From Hard Refusals to Safe-Completions: Toward Output-Centric Safety Training
DOI:
https://doi.org/10.70777/si.v2i6.15625Keywords:
Refusal training , Dual-use prompts , AI Safety policy, Reinforcement Learning (RL), ai Harm severity, ai Biorisk, ai Human safety evaluation, ai content policyAbstract
Large Language Models used in ChatGPT have traditionally been trained to learn a refusal boundary: depending on the user’s intent, the model is taught to either fully comply or out-right refuse. While this is a strong mitigation for explicitly malicious prompts, focusing safety training on refusals can lead to brittleness for prompts with obscured user intent. Binary refusal boundaries are especially ill-suited for dual-use cases (such as biology or cybersecurity), where a user request can be answered safely at a high level, but in some cases can lead to malicious uplift if sufficiently detailed or actionable. As an alternative, we propose safe-completions: a safety-training approach that centers on the safety of the assistant’s output, rather than a bi-nary classification of the user’s intent.
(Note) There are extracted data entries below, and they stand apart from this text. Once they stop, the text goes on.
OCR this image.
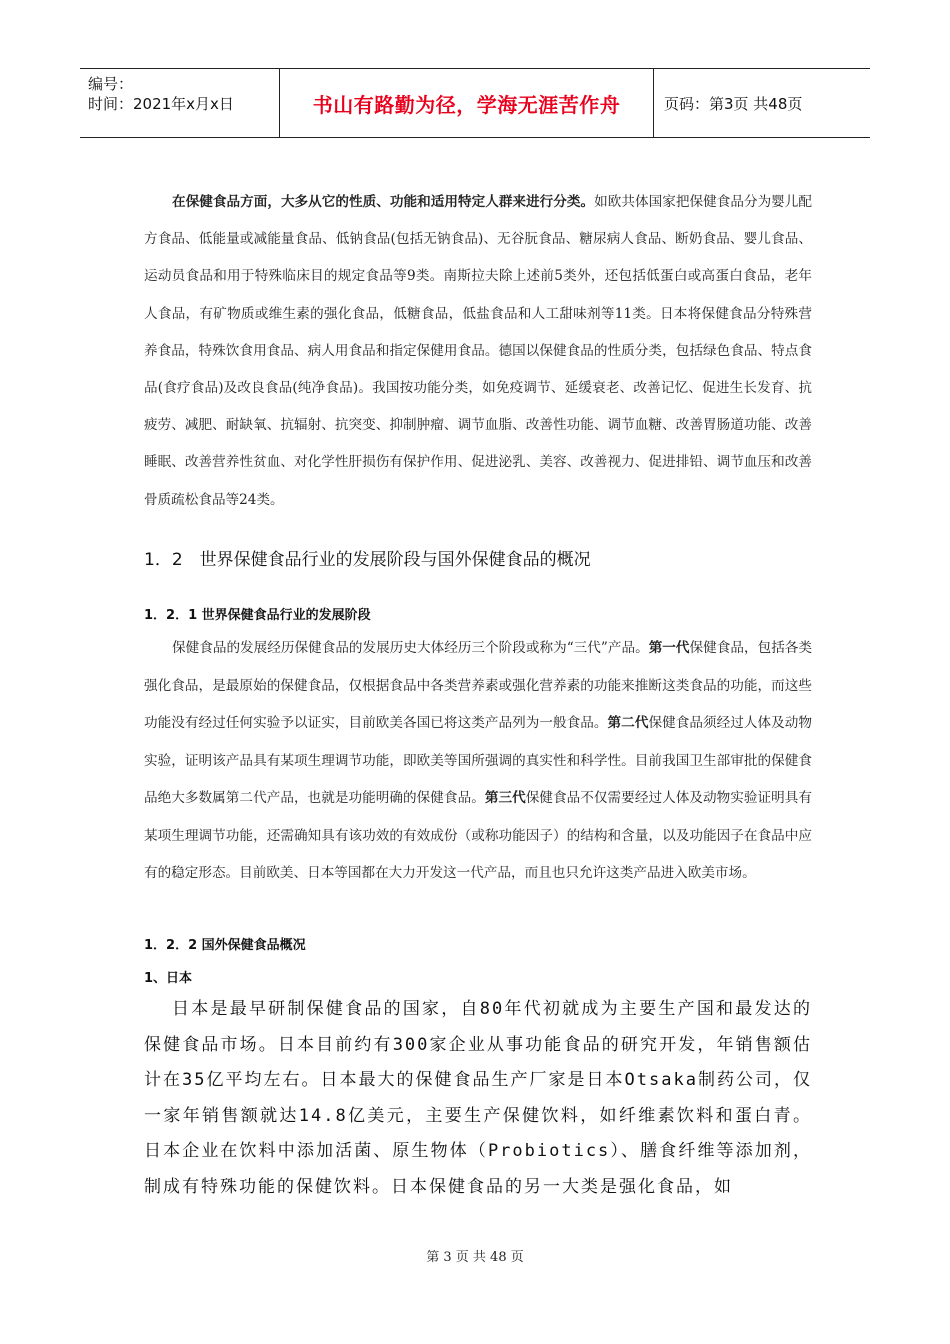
编号：
时间：2021年x月x日	书山有路勤为径，学海无涯苦作舟	页码：第3页 共48页
在保健食品方面，大多从它的性质、功能和适用特定人群来进行分类。如欧共体国家把保健食品分为婴儿配方食品、低能量或减能量食品、低钠食品(包括无钠食品)、无谷朊食品、糖尿病人食品、断奶食品、婴儿食品、运动员食品和用于特殊临床目的规定食品等9类。南斯拉夫除上述前5类外，还包括低蛋白或高蛋白食品，老年人食品，有矿物质或维生素的强化食品，低糖食品，低盐食品和人工甜味剂等11类。日本将保健食品分特殊营养食品，特殊饮食用食品、病人用食品和指定保健用食品。德国以保健食品的性质分类，包括绿色食品、特点食品(食疗食品)及改良食品(纯净食品)。我国按功能分类，如免疫调节、延缓衰老、改善记忆、促进生长发育、抗疲劳、减肥、耐缺氧、抗辐射、抗突变、抑制肿瘤、调节血脂、改善性功能、调节血糖、改善胃肠道功能、改善睡眠、改善营养性贫血、对化学性肝损伤有保护作用、促进泌乳、美容、改善视力、促进排铅、调节血压和改善骨质疏松食品等24类。
1．2　世界保健食品行业的发展阶段与国外保健食品的概况
1．2．1 世界保健食品行业的发展阶段
保健食品的发展经历保健食品的发展历史大体经历三个阶段或称为“三代”产品。第一代保健食品，包括各类强化食品，是最原始的保健食品，仅根据食品中各类营养素或强化营养素的功能来推断这类食品的功能，而这些功能没有经过任何实验予以证实，目前欧美各国已将这类产品列为一般食品。第二代保健食品须经过人体及动物实验，证明该产品具有某项生理调节功能，即欧美等国所强调的真实性和科学性。目前我国卫生部审批的保健食品绝大多数属第二代产品，也就是功能明确的保健食品。第三代保健食品不仅需要经过人体及动物实验证明具有某项生理调节功能，还需确知具有该功效的有效成份（或称功能因子）的结构和含量，以及功能因子在食品中应有的稳定形态。目前欧美、日本等国都在大力开发这一代产品，而且也只允许这类产品进入欧美市场。
1．2．2 国外保健食品概况
1、日本
日本是最早研制保健食品的国家，自80年代初就成为主要生产国和最发达的保健食品市场。日本目前约有300家企业从事功能食品的研究开发，年销售额估计在35亿平均左右。日本最大的保健食品生产厂家是日本Otsaka制药公司，仅一家年销售额就达14.8亿美元，主要生产保健饮料，如纤维素饮料和蛋白青。日本企业在饮料中添加活菌、原生物体（Probiotics）、膳食纤维等添加剂，制成有特殊功能的保健饮料。日本保健食品的另一大类是强化食品，如
第 3 页 共 48 页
Safe-completions seek to maximize helpfulness within the safety policy’s constraints. We incorporated this approach into GPT-5 and find that across both production comparisons and internally controlled experiments, safe-completion training improves safety (especially on dual-use prompts), reduces the severity of residual safety failures, and substantially increases model helpfulness.